21-2 A recovery log is very large and it may be used for transaction abort as well as crash recovery. How can a periodic checkpoint procedure help to manage this complex process?

Checkpoints add structure to the log. After a checkpoint is taken we know that object updates and log records for the transactions noted in the checkpoint have reached persistent store. Crash recovery can start from the most recent checkpoint.

21-3 Why must undo and redo operations be idempotent?

A crash may take place while recovery is in progress. We do not know on restart whether or not we have undone or redone an operation.

21-4 Consider a TP system based on the bank account objects used as an example in Section 21.6 and shown in Figure 21.4.

For each operation define an undo operation.

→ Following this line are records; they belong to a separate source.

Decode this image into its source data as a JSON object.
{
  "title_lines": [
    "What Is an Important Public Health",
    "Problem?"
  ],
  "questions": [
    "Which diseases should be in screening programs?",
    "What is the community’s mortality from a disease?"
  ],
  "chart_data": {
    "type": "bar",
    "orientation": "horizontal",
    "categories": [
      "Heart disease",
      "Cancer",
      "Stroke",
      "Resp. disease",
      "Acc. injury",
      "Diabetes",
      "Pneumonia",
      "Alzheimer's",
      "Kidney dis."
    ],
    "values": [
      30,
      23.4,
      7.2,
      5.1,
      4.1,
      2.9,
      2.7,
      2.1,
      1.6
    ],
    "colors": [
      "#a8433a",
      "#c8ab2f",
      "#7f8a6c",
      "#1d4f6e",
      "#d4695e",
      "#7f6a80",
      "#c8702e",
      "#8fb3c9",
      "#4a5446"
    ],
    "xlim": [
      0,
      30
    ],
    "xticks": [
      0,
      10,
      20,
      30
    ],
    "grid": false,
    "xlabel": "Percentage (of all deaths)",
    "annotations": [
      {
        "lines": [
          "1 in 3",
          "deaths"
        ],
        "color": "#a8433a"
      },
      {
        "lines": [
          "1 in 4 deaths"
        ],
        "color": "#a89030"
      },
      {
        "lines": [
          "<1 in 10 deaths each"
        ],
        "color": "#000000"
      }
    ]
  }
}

credit: debit and vice versa

add-interest-to-balance: the inverse computation can be carried out

set-interest-rate: this is an overwrite and can only be undone if pre- and post-state is recorded.

Suppose that a recovery log record contains:

Transaction id, object id, operation, arguments, state prior to invocation.

Define recovery procedures for transactions in all the states shown in Figure 21.2 when a crash occurs. Consider the possibility of a crash during the recovery procedures.

The recovery algorithm given in Section 21.5 can be followed. The undo and redo operations must be made idempotent to allow for a crash during recovery. With information recorded as stated above an undo requires only that we set an object’s state to its value before the invocation. We have sufficient information to redo an operation.

21.5 Redesign the recovery algorithm of Section 21.8 for a non-strict execution schedule (where cascading aborts must be allowed for).